My noble friend Lord King and others referred to the anti-terrorism Bill. It must have been clear for all to see—not only those in this House—during the passage of that Bill that as long as it is possible in this country for a government with a big majority to force a dangerously flawed Bill through the House of Commons after scant scrutiny there, the second Chamber needs among its Members legal expertise, legislative experience, experience of the subject matter of a Bill, the independence of committed Cross-Benchers, and political people able to act as free spirits, if the necessary job is to be done and the Government and the House of Commons persuaded.

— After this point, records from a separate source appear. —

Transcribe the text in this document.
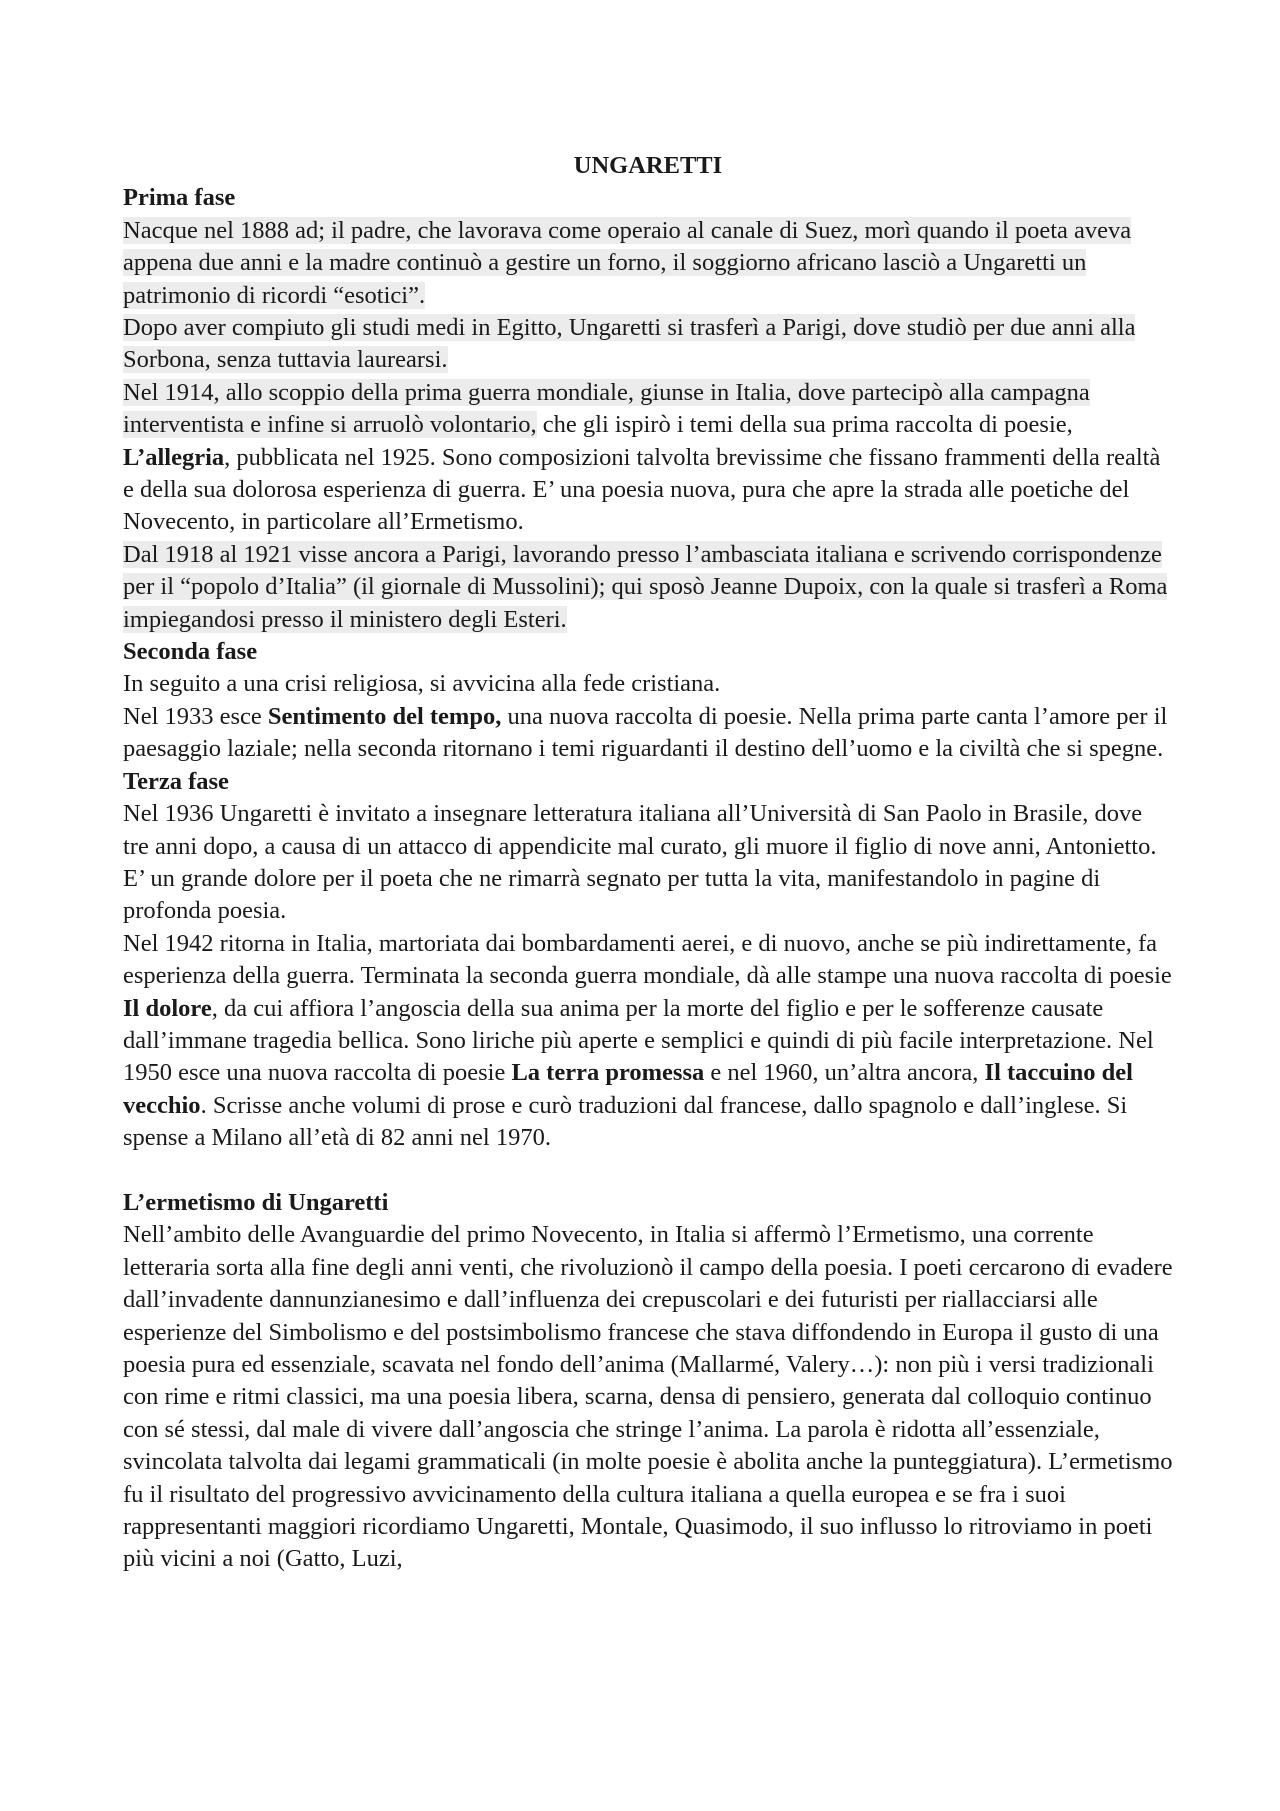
UNGARETTI

Prima fase

Nacque nel 1888 ad; il padre, che lavorava come operaio al canale di Suez, morì quando il poeta aveva appena due anni e la madre continuò a gestire un forno, il soggiorno africano lasciò a Ungaretti un patrimonio di ricordi “esotici”.

Dopo aver compiuto gli studi medi in Egitto, Ungaretti si trasferì a Parigi, dove studiò per due anni alla Sorbona, senza tuttavia laurearsi.

Nel 1914, allo scoppio della prima guerra mondiale, giunse in Italia, dove partecipò alla campagna interventista e infine si arruolò volontario, che gli ispirò i temi della sua prima raccolta di poesie, L’allegria, pubblicata nel 1925. Sono composizioni talvolta brevissime che fissano frammenti della realtà e della sua dolorosa esperienza di guerra. E’ una poesia nuova, pura che apre la strada alle poetiche del Novecento, in particolare all’Ermetismo.

Dal 1918 al 1921 visse ancora a Parigi, lavorando presso l’ambasciata italiana e scrivendo corrispondenze per il “popolo d’Italia” (il giornale di Mussolini); qui sposò Jeanne Dupoix, con la quale si trasferì a Roma impiegandosi presso il ministero degli Esteri.

Seconda fase

In seguito a una crisi religiosa, si avvicina alla fede cristiana.

Nel 1933 esce Sentimento del tempo, una nuova raccolta di poesie. Nella prima parte canta l’amore per il paesaggio laziale; nella seconda ritornano i temi riguardanti il destino dell’uomo e la civiltà che si spegne.

Terza fase

Nel 1936 Ungaretti è invitato a insegnare letteratura italiana all’Università di San Paolo in Brasile, dove tre anni dopo, a causa di un attacco di appendicite mal curato, gli muore il figlio di nove anni, Antonietto. E’ un grande dolore per il poeta che ne rimarrà segnato per tutta la vita, manifestandolo in pagine di profonda poesia.

Nel 1942 ritorna in Italia, martoriata dai bombardamenti aerei, e di nuovo, anche se più indirettamente, fa esperienza della guerra. Terminata la seconda guerra mondiale, dà alle stampe una nuova raccolta di poesie Il dolore, da cui affiora l’angoscia della sua anima per la morte del figlio e per le sofferenze causate dall’immane tragedia bellica. Sono liriche più aperte e semplici e quindi di più facile interpretazione. Nel 1950 esce una nuova raccolta di poesie La terra promessa e nel 1960, un’altra ancora, Il taccuino del vecchio. Scrisse anche volumi di prose e curò traduzioni dal francese, dallo spagnolo e dall’inglese. Si spense a Milano all’età di 82 anni nel 1970.

L’ermetismo di Ungaretti

Nell’ambito delle Avanguardie del primo Novecento, in Italia si affermò l’Ermetismo, una corrente letteraria sorta alla fine degli anni venti, che rivoluzionò il campo della poesia. I poeti cercarono di evadere dall’invadente dannunzianesimo e dall’influenza dei crepuscolari e dei futuristi per riallacciarsi alle esperienze del Simbolismo e del postsimbolismo francese che stava diffondendo in Europa il gusto di una poesia pura ed essenziale, scavata nel fondo dell’anima (Mallarmé, Valery…): non più i versi tradizionali con rime e ritmi classici, ma una poesia libera, scarna, densa di pensiero, generata dal colloquio continuo con sé stessi, dal male di vivere dall’angoscia che stringe l’anima. La parola è ridotta all’essenziale, svincolata talvolta dai legami grammaticali (in molte poesie è abolita anche la punteggiatura). L’ermetismo fu il risultato del progressivo avvicinamento della cultura italiana a quella europea e se fra i suoi rappresentanti maggiori ricordiamo Ungaretti, Montale, Quasimodo, il suo influsso lo ritroviamo in poeti più vicini a noi (Gatto, Luzi,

That kind of expertise and ability is, by definition, unlikely to exist in sufficient quantity in an all-elected House. For such a second Chamber to work, the House of Commons will have to be very considerably reformed.

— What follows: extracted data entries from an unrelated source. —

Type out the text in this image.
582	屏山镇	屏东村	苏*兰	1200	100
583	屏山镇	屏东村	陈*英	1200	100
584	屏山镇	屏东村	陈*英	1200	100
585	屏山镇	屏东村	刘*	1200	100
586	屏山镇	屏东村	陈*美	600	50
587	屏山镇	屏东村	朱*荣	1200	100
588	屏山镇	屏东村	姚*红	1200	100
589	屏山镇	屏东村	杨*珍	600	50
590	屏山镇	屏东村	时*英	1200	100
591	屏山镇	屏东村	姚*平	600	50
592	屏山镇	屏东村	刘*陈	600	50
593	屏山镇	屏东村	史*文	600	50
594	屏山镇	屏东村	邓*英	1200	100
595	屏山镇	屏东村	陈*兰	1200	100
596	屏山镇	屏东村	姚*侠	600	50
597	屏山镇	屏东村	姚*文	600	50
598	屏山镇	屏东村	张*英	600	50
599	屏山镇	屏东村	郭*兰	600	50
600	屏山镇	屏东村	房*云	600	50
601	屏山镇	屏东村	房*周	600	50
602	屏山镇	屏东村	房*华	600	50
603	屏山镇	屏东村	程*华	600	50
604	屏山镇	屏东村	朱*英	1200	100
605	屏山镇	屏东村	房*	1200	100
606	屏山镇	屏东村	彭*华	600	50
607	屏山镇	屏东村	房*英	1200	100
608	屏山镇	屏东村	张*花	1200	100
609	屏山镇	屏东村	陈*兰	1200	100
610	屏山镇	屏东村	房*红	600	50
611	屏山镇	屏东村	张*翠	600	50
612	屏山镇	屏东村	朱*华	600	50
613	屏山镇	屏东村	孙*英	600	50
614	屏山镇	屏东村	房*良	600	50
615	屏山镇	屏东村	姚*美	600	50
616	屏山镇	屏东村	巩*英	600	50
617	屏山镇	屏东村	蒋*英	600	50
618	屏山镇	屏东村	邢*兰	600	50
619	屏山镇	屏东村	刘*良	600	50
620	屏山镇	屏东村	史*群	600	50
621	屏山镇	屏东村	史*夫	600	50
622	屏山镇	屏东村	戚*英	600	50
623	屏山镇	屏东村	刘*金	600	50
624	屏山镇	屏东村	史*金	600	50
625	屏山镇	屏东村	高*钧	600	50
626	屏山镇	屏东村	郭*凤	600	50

Awkward alternatives are looming for the Government—that is, the status quo or a massive change to both Houses—and Ministers want neither. They have my sympathy.

As to the White Paper, most of the arguments have been deployed already and I shall be very brief. Two points have not been much discussed, both of which can apply whatever the composition of the House may be. The first point concerns the breaking of the historic link between the membership of the second Chamber and the peerage. The time has come when that is absolutely right. It is right for the Monarchy and right for the second Chamber, whatever form it takes. But, in passing, why go on calling it the House of Lords when it will not be a house of Lords. I believe that "Senate" would be a better name and that its members should be "Senators".

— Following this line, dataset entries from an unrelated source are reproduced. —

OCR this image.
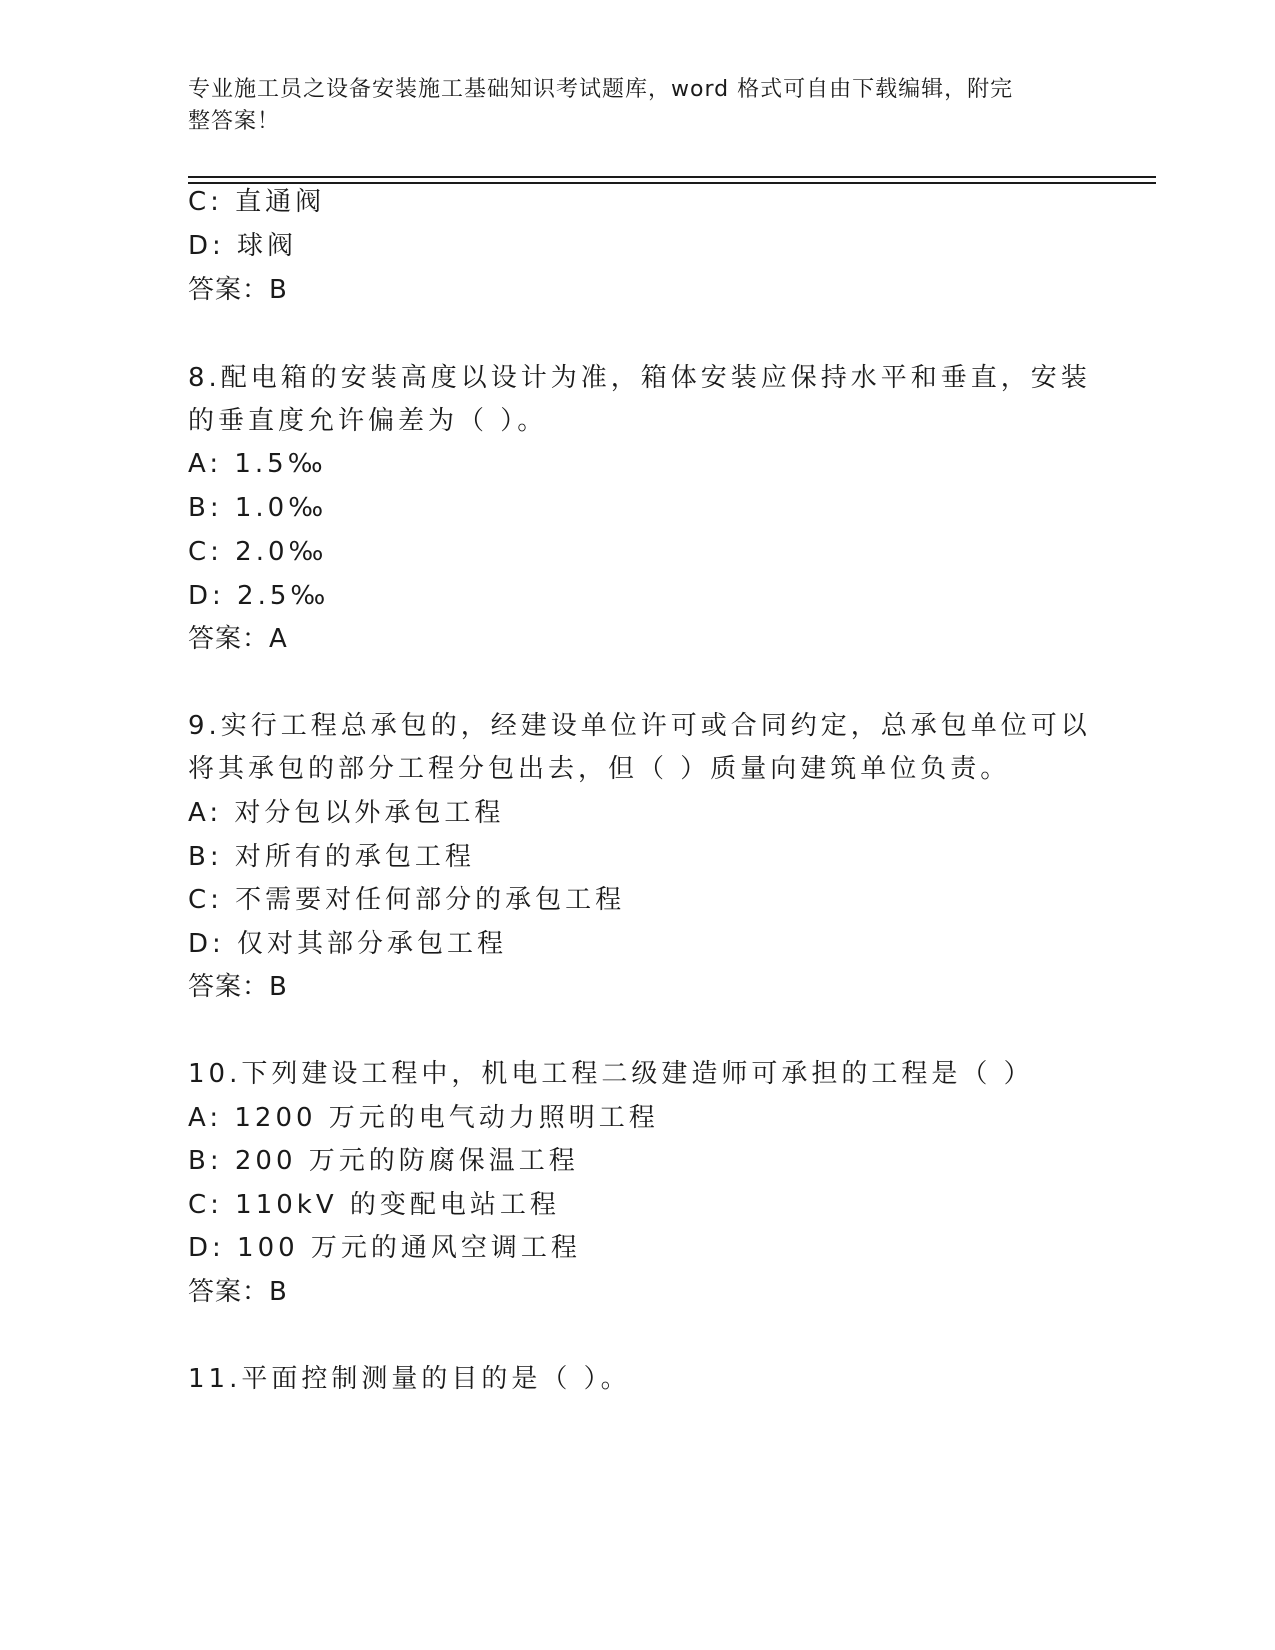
专业施工员之设备安装施工基础知识考试题库，word 格式可自由下载编辑，附完
整答案！
C: 直通阀
D: 球阀
答案：B
8.配电箱的安装高度以设计为准，箱体安装应保持水平和垂直，安装
的垂直度允许偏差为（ ）。
A: 1.5‰
B: 1.0‰
C: 2.0‰
D: 2.5‰
答案：A
9.实行工程总承包的，经建设单位许可或合同约定，总承包单位可以
将其承包的部分工程分包出去，但（ ）质量向建筑单位负责。
A: 对分包以外承包工程
B: 对所有的承包工程
C: 不需要对任何部分的承包工程
D: 仅对其部分承包工程
答案：B
10.下列建设工程中，机电工程二级建造师可承担的工程是（ ）
A: 1200 万元的电气动力照明工程
B: 200 万元的防腐保温工程
C: 110kV 的变配电站工程
D: 100 万元的通风空调工程
答案：B
11.平面控制测量的目的是（ ）。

The second point concerns the power of the second Chamber in relation to secondary legislation. The White Paper contains an extremely good idea which began in the committee of this House—one of which I am now a member but of which I was not a member when the committee made the recommendation—and was accepted by the Wakeham commission; that is, that the second Chamber should have the power to delay secondary legislation and require the House of Commons to think again. With secondary legislation being used, inevitably, more and more, it would seem wise to make it possible to discuss orders much more fully, rather than simply accepting or rejecting them. It is an extremely good idea.

But the White Paper also suggests abolishing the second Chamber's ability to reject orders. That would be extraordinarily unwise. One could quote other examples of the dangers, but again the anti-terrorism Bill is the most recent. Noble Lords will remember that, in that Bill, the Government proposed the establishment of new crimes and new penalties in this country—some of which would involve prison sentences for our citizens—simply by putting orders through Parliament. Those particular crimes would have been negotiated between our Home Secretary and the other justice ministers in Europe and would have been unscrutinised by the European Parliament at any time.

But if a reasonable, responsible government such as this one could propose for their own convenience something so undemocratic, what might a less responsible government do? The power to reject secondary legislation must be retained by the second Chamber, and powers to amend such legislation, to delay it and to refer it back to the Commons for further discussion should be added to it. Those changes could be made whatever the composition of the House.

Those are not small points, but they are briefly made because your Lordships know the issues. I hope that when the Leader of the House replies to the debate he will be able— among all the other matters on which he has to reply—to comment on the possibility of keeping the power to reject orders.